The Pascack Valley school board voted 6-1 on Monday to approve a policy allowing transgender students to use facilities that conform to their gender identities — rather than their sexes at birth.

The policy would allow transgender students at the district's two high schools, Pascack Valley and Pascack Hills, to "have access to the restroom and locker room that corresponds to their gender identity consistently asserted at school" and to be addressed by the name and pronoun that goes along with their gender identity. They would also be allowed to dress in school accordingly.

About 100 people attended Monday night's meeting, which drew passionate comments from people for and against the policy, according to the Bergen Record. Greg Quinlan, who said he represented a group called Garden State Families, was asked to leave after he made personal attacks against board President Jeffrey Steinfeld, according to the newspaper.

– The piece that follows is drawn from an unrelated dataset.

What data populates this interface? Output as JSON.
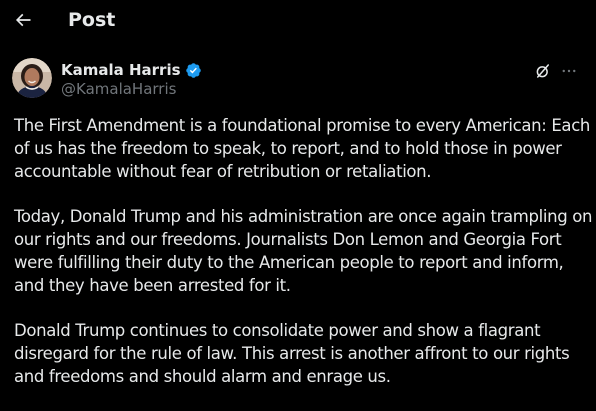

Senior Andrea Kent also spoke in favor of the measure, according to the newspaper. “I tried putting myself in their shoes, and I encourage you to do the same,” she said from the podium."

Board member Joseph Blundo cast the lone vote against the policy. “I think you are putting an underrepresented group, that is not speaking out tonight, in an awkward position," Blundo said, according to the Record.

The debate in many ways echoed the one held throughout the day Monday on New Jersey 101.5's talk shows, during which some callers said concerned parents need to get with the times — and others said accommodations need to be made for people who aren't comfortable changing or using restrooms with people of the same biological sex.

"It’s about the kids," Emily, a transgender woman — which is to say a person born of the male sex but identifying as female — told Eric Scott Monday. "If the kids feel comfortable with sharing their bathroom with someone who is psychologically necessary that they do these things, I really don’t see what the problem is.”

Alison from Pennsylvania told Jeff Deminski and Bill Doyle she was worried not just about the other students in facilities, but transgender students themselves — saying a transgender boy (born of the female sex) could be at risk with a roomful of male teenagers.

“If I have a child who is in a bathroom with a male or a female or a locker room with a male or a female and it’s the opposite sex of what they are, why should the 98 percent of children who are not confused feel uncomfortable because they have that situation?” she asked D&D.

She continued: “On top of that, we’re talking about boys who believe they are female going into a female locker room. But what if they have a female child who thinks that they are a male child and they go into the male locker room. We’re worried what those other male students will do to that female child. You’re putting children definitely in a dangerous situation.”

Under the approved policy, transgender students would be able to participate in physical education that conform to their gender identities but participation in competitive athletics and contact sports would be determined on a case-by-case basis based on the rules of the New Jersey Interscholastic Athletic Association (NJSIAA).